O Cego e o Realejo de Sopro
O apito do trem dava sinal de partida e, mal escorria pelos trilhos, já vinha ele com seu realejo. Era calvo, meio gorducho, mas tinha os olhos cerrados devido à cegueira de nascença. Conheciam-no como Expedito.
Os vagões lotados de trabalhadores ziguezagueavam sob o som ininterrupto do sopro do velho cego que esticava a mão vez ou outra para recolher os trocados.
“Leva aquela, Expedito, a Asa Branca!”, solicitava um dos passageiros. “Agora toca a Triste Partida, camarada!”, pedia um outro.
O comboio deslizava sobre as linhas ganhando os descampados, levando gente cansada.

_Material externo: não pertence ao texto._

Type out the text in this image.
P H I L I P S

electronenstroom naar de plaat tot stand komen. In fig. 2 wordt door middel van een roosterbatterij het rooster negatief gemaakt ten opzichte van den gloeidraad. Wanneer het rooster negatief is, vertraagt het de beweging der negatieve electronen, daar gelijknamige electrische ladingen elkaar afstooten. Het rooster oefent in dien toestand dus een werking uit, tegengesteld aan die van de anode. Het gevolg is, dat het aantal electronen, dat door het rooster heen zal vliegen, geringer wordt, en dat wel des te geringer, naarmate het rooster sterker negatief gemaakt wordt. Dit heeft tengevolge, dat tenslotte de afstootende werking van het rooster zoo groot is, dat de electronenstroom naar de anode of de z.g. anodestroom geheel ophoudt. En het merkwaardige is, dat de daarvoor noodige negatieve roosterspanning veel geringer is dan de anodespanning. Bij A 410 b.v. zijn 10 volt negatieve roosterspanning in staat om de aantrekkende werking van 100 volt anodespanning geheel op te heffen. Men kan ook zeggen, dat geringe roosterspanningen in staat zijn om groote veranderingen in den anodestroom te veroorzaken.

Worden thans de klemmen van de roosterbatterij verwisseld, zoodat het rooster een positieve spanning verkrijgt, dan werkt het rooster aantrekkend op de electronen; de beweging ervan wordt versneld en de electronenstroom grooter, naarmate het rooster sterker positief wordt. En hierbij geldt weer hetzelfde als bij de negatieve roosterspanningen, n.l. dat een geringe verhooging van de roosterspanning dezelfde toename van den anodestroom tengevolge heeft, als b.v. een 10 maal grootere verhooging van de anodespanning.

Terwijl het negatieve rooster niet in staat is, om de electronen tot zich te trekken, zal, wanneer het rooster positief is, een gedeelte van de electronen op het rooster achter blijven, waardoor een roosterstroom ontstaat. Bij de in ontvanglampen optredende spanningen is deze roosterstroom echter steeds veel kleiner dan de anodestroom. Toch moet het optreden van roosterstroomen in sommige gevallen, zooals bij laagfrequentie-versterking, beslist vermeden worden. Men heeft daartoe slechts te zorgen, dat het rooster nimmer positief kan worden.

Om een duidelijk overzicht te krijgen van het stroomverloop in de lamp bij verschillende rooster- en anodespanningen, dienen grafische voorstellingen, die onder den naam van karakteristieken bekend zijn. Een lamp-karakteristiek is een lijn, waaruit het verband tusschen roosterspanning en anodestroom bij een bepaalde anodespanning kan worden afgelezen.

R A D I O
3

O interior do trem estava aglomerado. Difícil cruzar de um vagão a outro, esgueirando-se por entre as pessoas, um verdadeiro labirinto humano.
O trem parava nas estações e tragava outro punhado de gente, que se aquietava no espaço apertado.
O ar era abafado, mistura de suor e perfumes vencidos, o corpo invadido pelo cansaço e o desejo irremediável de chegar em casa.
Quando pensava em desfalecer, vinha o som do realejo ondeando pelos corredores, a sonoridade trazendo um repouso de aliviar o espírito e relaxar por completo.
O breu da noite encobria a mata, deixando-se entrever a silhueta encrespada das árvores no breve clarão de uma lua isolada.
Nova parada, pessoas enchiam as rampas de viajantes e perdiam-se nas ruas, apressadas.
O apito da máquina era vigoroso, impunha respeito e disciplina; ao ganhar velocidade, despertava o ânimo agora embalado pelo vaivém das carruagens.
O realejo do velho Expedito acendia o sonho, a música ora dolente ora despertadora, trabalhava os extremos fincados entre a letargia e a pressa de rever a casa.
Ao chegarem resfolegantes ao final da linha, velho e máquina despediam-se com a certeza do dever cumprido.